E o que dizer do espanto que foi aquele concerto - ou melhor, aquela festarola doida e alucinante - oferecida pela dupla fabulosa conhecida como 100 Gecs? Do início ao fim isto foi surrealmente divertido, uma dose colossal de hyperpop aliciante, esquizofrénico e musicalmente “dadaísta”. Até na imagem que ostentam o fascínio pelo absurdo vem à baila, com Dylan Brady a aparecer em palco com um engraçadíssimo chapéu- cone amarelo; todavia, tudo parece ser feito com o objetivo de desencadear um sentimento de liberdade inspirador, encorajar a ser diferente porque, caramba, qual é o mal? Talvez a alma queer da dupla - um dos pontos mais fascinantes dos 100 Gecs, e que em pleno “ Pride Month” ainda mais pertinente se torna - influencie essa despreocupação e desinteresse por estéticas convencionais, mas a atmosfera de segurança e harmonia que espalharam foi espantosamente gratificante, contribuindo para tornar um simples concerto numa celebração estupenda.

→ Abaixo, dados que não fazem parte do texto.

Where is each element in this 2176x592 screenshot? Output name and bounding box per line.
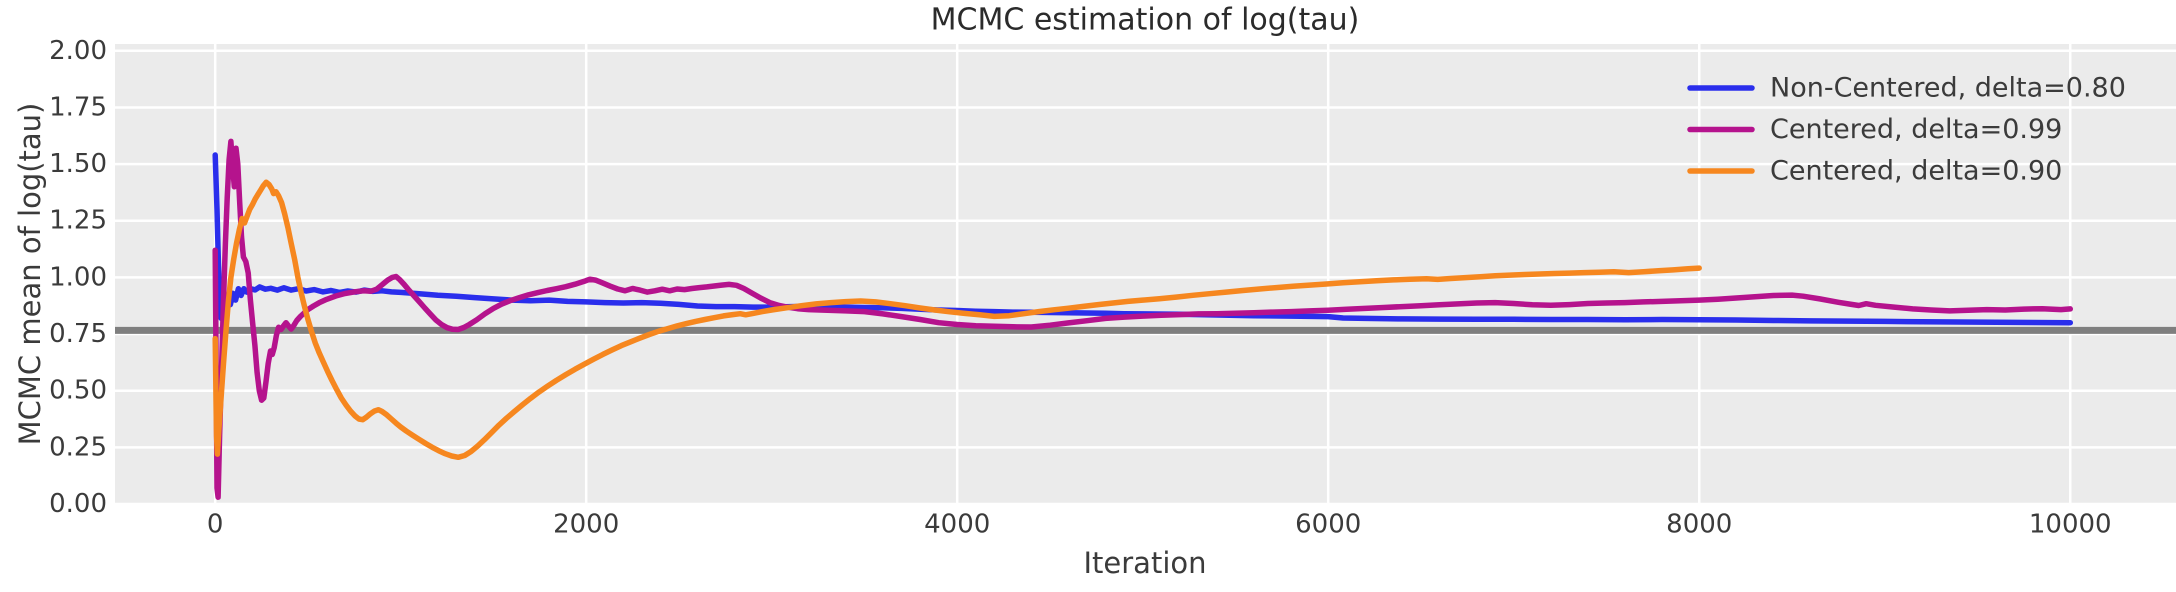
y-tick-label-4: 1.00 bbox=[49, 262, 107, 292]
x-tick-label-4: 8000 bbox=[1666, 509, 1732, 539]
y-tick-label-0: 0.00 bbox=[49, 489, 107, 519]
y-tick-label-8: 2.00 bbox=[49, 36, 107, 66]
y-axis-label: MCMC mean of log(tau) bbox=[13, 103, 47, 446]
x-tick-label-2: 4000 bbox=[924, 509, 990, 539]
legend-item-centered-delta-099: Centered, delta=0.99 bbox=[1687, 114, 2062, 145]
y-tick-label-5: 1.25 bbox=[49, 206, 107, 236]
y-tick-label-1: 0.25 bbox=[49, 432, 107, 462]
x-tick-label-1: 2000 bbox=[553, 509, 619, 539]
x-tick-label-3: 6000 bbox=[1295, 509, 1361, 539]
series-lines bbox=[212, 138, 2074, 500]
gridlines bbox=[115, 44, 2176, 506]
x-axis-tick-labels: 0 2000 4000 6000 8000 10000 bbox=[207, 509, 2112, 539]
y-tick-label-6: 1.50 bbox=[49, 149, 107, 179]
chart-title: MCMC estimation of log(tau) bbox=[931, 3, 1360, 38]
legend-item-centered-delta-090: Centered, delta=0.90 bbox=[1687, 156, 2062, 187]
y-tick-label-2: 0.50 bbox=[49, 376, 107, 406]
series-line-centered-delta-090 bbox=[212, 179, 1702, 461]
series-line-centered-delta-099 bbox=[212, 138, 2074, 500]
x-tick-label-5: 10000 bbox=[2029, 509, 2112, 539]
legend-item-non-centered-delta-080: Non-Centered, delta=0.80 bbox=[1687, 73, 2126, 104]
legend-label-non-centered-delta-080: Non-Centered, delta=0.80 bbox=[1770, 73, 2126, 104]
legend-label-centered-delta-099: Centered, delta=0.99 bbox=[1770, 114, 2062, 145]
y-axis-tick-labels: 0.00 0.25 0.50 0.75 1.00 1.25 1.50 1.75 2.00 bbox=[49, 36, 107, 519]
plot-area bbox=[115, 44, 2176, 504]
x-axis-label: Iteration bbox=[1083, 546, 1206, 580]
legend-label-centered-delta-090: Centered, delta=0.90 bbox=[1770, 156, 2062, 187]
y-tick-label-3: 0.75 bbox=[49, 319, 107, 349]
x-tick-label-0: 0 bbox=[207, 509, 224, 539]
legend: Non-Centered, delta=0.80 Centered, delta=… bbox=[1687, 73, 2126, 187]
y-tick-label-7: 1.75 bbox=[49, 92, 107, 122]
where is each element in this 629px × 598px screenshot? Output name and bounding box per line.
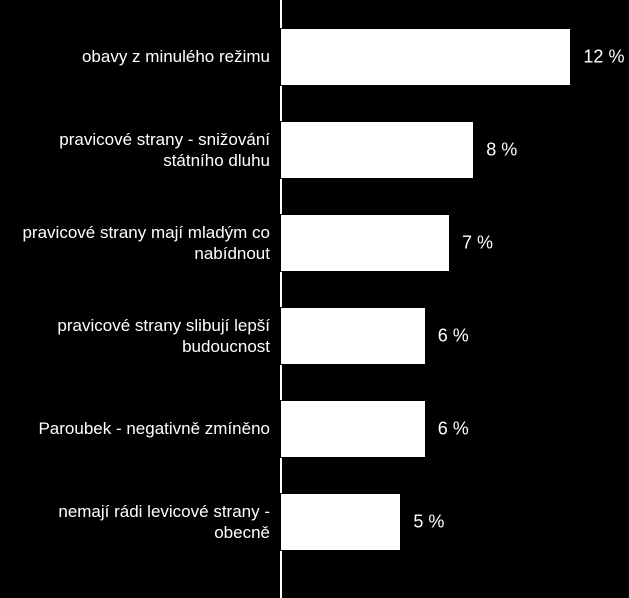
bar-area: 12 % bbox=[280, 28, 629, 86]
category-label: Paroubek - negativně zmíněno bbox=[38, 418, 270, 439]
horizontal-bar-chart: obavy z minulého režimu 12 % pravicové str… bbox=[0, 0, 629, 598]
category-label-area: Paroubek - negativně zmíněno bbox=[0, 400, 280, 458]
bar-area: 6 % bbox=[280, 307, 629, 365]
value-label: 5 % bbox=[413, 512, 444, 533]
category-label-area: pravicové strany - snižování státního dl… bbox=[0, 121, 280, 179]
chart-row: pravicové strany - snižování státního dl… bbox=[0, 121, 629, 179]
bar bbox=[280, 121, 474, 179]
chart-row: nemají rádi levicové strany - obecně 5 % bbox=[0, 493, 629, 551]
category-label: nemají rádi levicové strany - obecně bbox=[0, 501, 270, 544]
bar bbox=[280, 28, 571, 86]
bar bbox=[280, 493, 401, 551]
category-label: obavy z minulého režimu bbox=[82, 46, 270, 67]
bar-area: 8 % bbox=[280, 121, 629, 179]
value-label: 7 % bbox=[462, 233, 493, 254]
chart-row: pravicové strany mají mladým co nabídnou… bbox=[0, 214, 629, 272]
value-label: 12 % bbox=[583, 47, 624, 68]
bar-area: 6 % bbox=[280, 400, 629, 458]
category-label-area: pravicové strany slibují lepší budoucnos… bbox=[0, 307, 280, 365]
bar bbox=[280, 307, 426, 365]
category-label: pravicové strany - snižování státního dl… bbox=[0, 129, 270, 172]
chart-row: obavy z minulého režimu 12 % bbox=[0, 28, 629, 86]
bar bbox=[280, 214, 450, 272]
category-label: pravicové strany slibují lepší budoucnos… bbox=[0, 315, 270, 358]
category-label-area: nemají rádi levicové strany - obecně bbox=[0, 493, 280, 551]
value-label: 6 % bbox=[438, 419, 469, 440]
category-label: pravicové strany mají mladým co nabídnou… bbox=[0, 222, 270, 265]
chart-row: pravicové strany slibují lepší budoucnos… bbox=[0, 307, 629, 365]
category-label-area: pravicové strany mají mladým co nabídnou… bbox=[0, 214, 280, 272]
value-label: 8 % bbox=[486, 140, 517, 161]
bar bbox=[280, 400, 426, 458]
chart-row: Paroubek - negativně zmíněno 6 % bbox=[0, 400, 629, 458]
bar-area: 7 % bbox=[280, 214, 629, 272]
bar-area: 5 % bbox=[280, 493, 629, 551]
category-label-area: obavy z minulého režimu bbox=[0, 28, 280, 86]
value-label: 6 % bbox=[438, 326, 469, 347]
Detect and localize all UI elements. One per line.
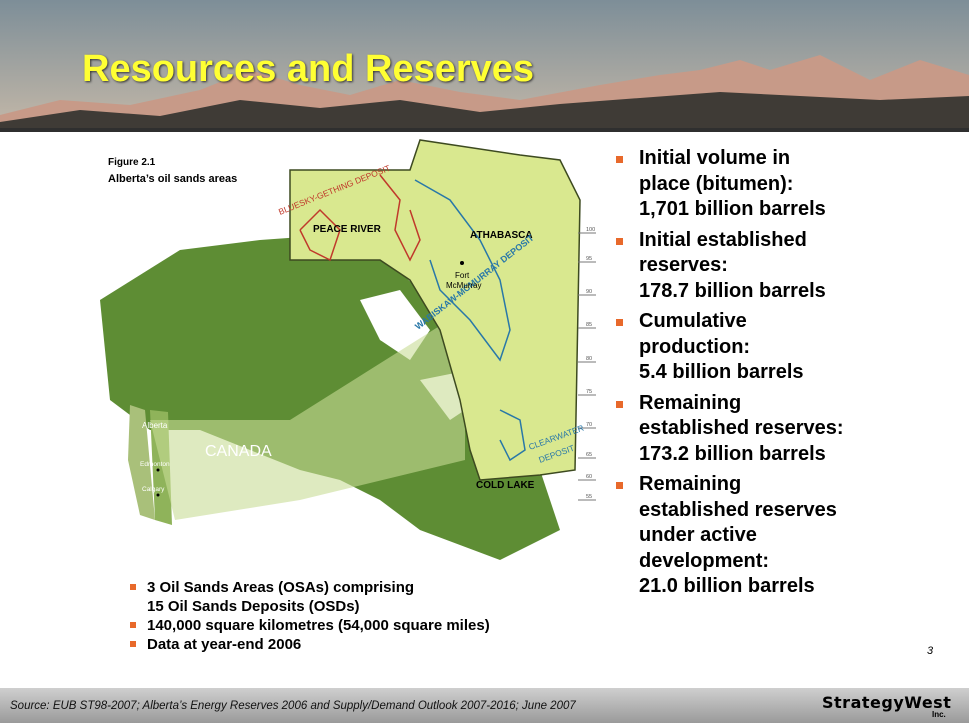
logo-sub: Inc. bbox=[932, 710, 946, 719]
page-number: 3 bbox=[927, 645, 933, 657]
bullet-line: Cumulative bbox=[639, 309, 962, 335]
slide: Figure 2.1 Alberta’s oil sands areas BLU… bbox=[0, 0, 969, 723]
grid-label: 85 bbox=[586, 322, 592, 328]
bullet-line: reserves: bbox=[639, 253, 962, 279]
grid-label: 80 bbox=[586, 356, 592, 362]
grid-label: 95 bbox=[586, 256, 592, 262]
map-label: Edmonton bbox=[140, 461, 170, 468]
bullet-line: place (bitumen): bbox=[639, 172, 962, 198]
bullet-line: 21.0 billion barrels bbox=[639, 574, 962, 600]
bullet-line: 1,701 billion barrels bbox=[639, 197, 962, 223]
bullet-line: 15 Oil Sands Deposits (OSDs) bbox=[147, 597, 588, 616]
slide-title: Resources and Reserves bbox=[82, 48, 534, 91]
bullet-line: established reserves bbox=[639, 498, 962, 524]
map-label: COLD LAKE bbox=[476, 480, 535, 491]
bullet-line: 3 Oil Sands Areas (OSAs) comprising bbox=[147, 578, 588, 597]
map-label: Calgary bbox=[142, 486, 165, 493]
bullet-line: development: bbox=[639, 549, 962, 575]
bullet-line: Remaining bbox=[639, 391, 962, 417]
bullet-line: Remaining bbox=[639, 472, 962, 498]
grid-label: 65 bbox=[586, 452, 592, 458]
map-label: CANADA bbox=[205, 443, 272, 460]
bullet-line: 5.4 billion barrels bbox=[639, 360, 962, 386]
map-label: Fort bbox=[455, 271, 470, 280]
bullet-line: 178.7 billion barrels bbox=[639, 279, 962, 305]
bullet-item: Data at year-end 2006 bbox=[128, 635, 588, 654]
bullet-line: Data at year-end 2006 bbox=[147, 635, 588, 654]
map-label: McMurray bbox=[446, 281, 482, 290]
map-label: Alberta bbox=[142, 421, 168, 430]
grid-label: 55 bbox=[586, 494, 592, 500]
bullet-line: Initial established bbox=[639, 228, 962, 254]
figure-label: Figure 2.1 bbox=[108, 157, 156, 168]
bullet-line: under active bbox=[639, 523, 962, 549]
grid-label: 90 bbox=[586, 289, 592, 295]
grid-label: 70 bbox=[586, 422, 592, 428]
grid-label: 60 bbox=[586, 474, 592, 480]
bullet-line: 140,000 square kilometres (54,000 square… bbox=[147, 616, 588, 635]
grid-label: 100 bbox=[586, 227, 595, 233]
grid-label: 75 bbox=[586, 389, 592, 395]
bullet-line: Initial volume in bbox=[639, 146, 962, 172]
bullet-line: production: bbox=[639, 335, 962, 361]
map-label: PEACE RIVER bbox=[313, 224, 382, 235]
source-note: Source: EUB ST98-2007; Alberta’s Energy … bbox=[10, 700, 576, 712]
bullet-line: established reserves: bbox=[639, 416, 962, 442]
bullet-item: 140,000 square kilometres (54,000 square… bbox=[128, 616, 588, 635]
bullet-line: 173.2 billion barrels bbox=[639, 442, 962, 468]
map-caption: Alberta’s oil sands areas bbox=[108, 173, 237, 185]
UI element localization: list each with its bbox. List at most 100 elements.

O resto, claro, ficou entregue à intensidade daquele cocktail sonoro marado, mistura mirabolante inspirada pela excentricidade da Internet, como uma colagem aleatória despoletada por um algoritmo sem filtro. E por muito que isto possa enfurecer as sensibilidades de puristas obsoletos, os 100 Gecs , não restem dúvidas, são punk até ao osso: na postura ousada e desafiante que exibem sem qualquer timidez( ser brutalmente honesto e transparente sem querer saber de nada , haverá atitude mais punk do que esta?) e no modo como, numa toada mais eletrónica que respira ares contemporâneos, conseguem recriar o sentimento de grupos como os Blink- 182 ou Paramore: a energia contagiante e jovial, a garra deliciosamente orelhuda, tudo está presente com a mesma genialidade e amor, apenas com olhos bem postos no futuro.O resultado foi um concerto fulgurante, vital, inacreditavelmente enérgico, que pôs a malta toda a dançar como se esta fosse a derradeira noite para saborear a vida.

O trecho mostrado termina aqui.